Whilst it appeared that the students had responded quite well, and arguments were also made about students already being familiar with FB as a technology whereas they had to ‘learn’ how to manoeuvre around the VLE (not, in my experience, something students find difficult if given clear instructions) I’m not persuaded for my own purposes to give this a go. My colleague Aidan Byrne also raised the rightful concern that people are increasingly having with FB as to the way it is creaming off information about you, based on all sorts of things you might say about yourself, and using them for advertising purposes (i.e adverts will target you on FB based on the information you put on it). Do we want our students to be working in such a space?
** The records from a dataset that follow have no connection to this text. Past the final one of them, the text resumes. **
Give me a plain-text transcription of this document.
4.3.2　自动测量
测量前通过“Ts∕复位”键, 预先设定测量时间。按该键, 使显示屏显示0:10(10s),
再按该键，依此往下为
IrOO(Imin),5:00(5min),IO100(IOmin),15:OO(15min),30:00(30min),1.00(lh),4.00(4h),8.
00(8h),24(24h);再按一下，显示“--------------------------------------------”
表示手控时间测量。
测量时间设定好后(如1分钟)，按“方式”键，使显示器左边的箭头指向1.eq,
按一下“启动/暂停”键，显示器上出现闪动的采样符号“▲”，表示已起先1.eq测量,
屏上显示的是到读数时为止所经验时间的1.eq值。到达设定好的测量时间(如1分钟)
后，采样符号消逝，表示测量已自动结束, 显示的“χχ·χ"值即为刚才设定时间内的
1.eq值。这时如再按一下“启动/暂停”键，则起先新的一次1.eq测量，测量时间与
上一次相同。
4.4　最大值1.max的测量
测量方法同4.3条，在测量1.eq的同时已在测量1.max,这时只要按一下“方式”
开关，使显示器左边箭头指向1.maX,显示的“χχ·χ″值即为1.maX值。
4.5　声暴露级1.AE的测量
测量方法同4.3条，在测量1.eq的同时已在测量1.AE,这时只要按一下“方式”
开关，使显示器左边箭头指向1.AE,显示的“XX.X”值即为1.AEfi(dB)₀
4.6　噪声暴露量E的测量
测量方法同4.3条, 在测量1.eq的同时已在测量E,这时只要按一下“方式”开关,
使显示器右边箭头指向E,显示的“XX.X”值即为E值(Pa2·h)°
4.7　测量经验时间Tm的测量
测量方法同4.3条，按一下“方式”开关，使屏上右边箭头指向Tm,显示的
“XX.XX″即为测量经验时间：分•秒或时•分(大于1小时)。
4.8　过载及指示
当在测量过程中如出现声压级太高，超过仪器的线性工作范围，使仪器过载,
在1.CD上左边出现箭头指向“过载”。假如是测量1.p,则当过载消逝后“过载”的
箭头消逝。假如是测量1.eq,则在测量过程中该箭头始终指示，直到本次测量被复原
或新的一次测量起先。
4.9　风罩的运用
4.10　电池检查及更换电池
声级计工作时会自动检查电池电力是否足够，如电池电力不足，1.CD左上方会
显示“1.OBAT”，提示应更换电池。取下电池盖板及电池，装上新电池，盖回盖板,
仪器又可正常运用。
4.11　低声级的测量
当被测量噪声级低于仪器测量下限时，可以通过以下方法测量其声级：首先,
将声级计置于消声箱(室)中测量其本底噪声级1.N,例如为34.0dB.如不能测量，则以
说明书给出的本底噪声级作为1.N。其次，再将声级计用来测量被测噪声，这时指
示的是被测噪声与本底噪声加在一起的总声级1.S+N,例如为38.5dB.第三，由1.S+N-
We are all so bombarded with consumer information so much of the time (and increasingly so online) that it’s actually a breath of fresh air to be able to go into a VLE discussion space and know it is solely a place for focussed learning free from market demands.
I’m not entirely anti-FB — I have a FB account myself — but there are all sorts of reasons why I think trying to teach with it is a bit of a minefield. Here’s just one recent article in the New York Times raising concerns about just what info FB is taking about you (based on image recognition). A university education (to me) should be about critiquing and exposing such covert use of personal information within our culture, not just buying into it without being fully aware of what we are doing.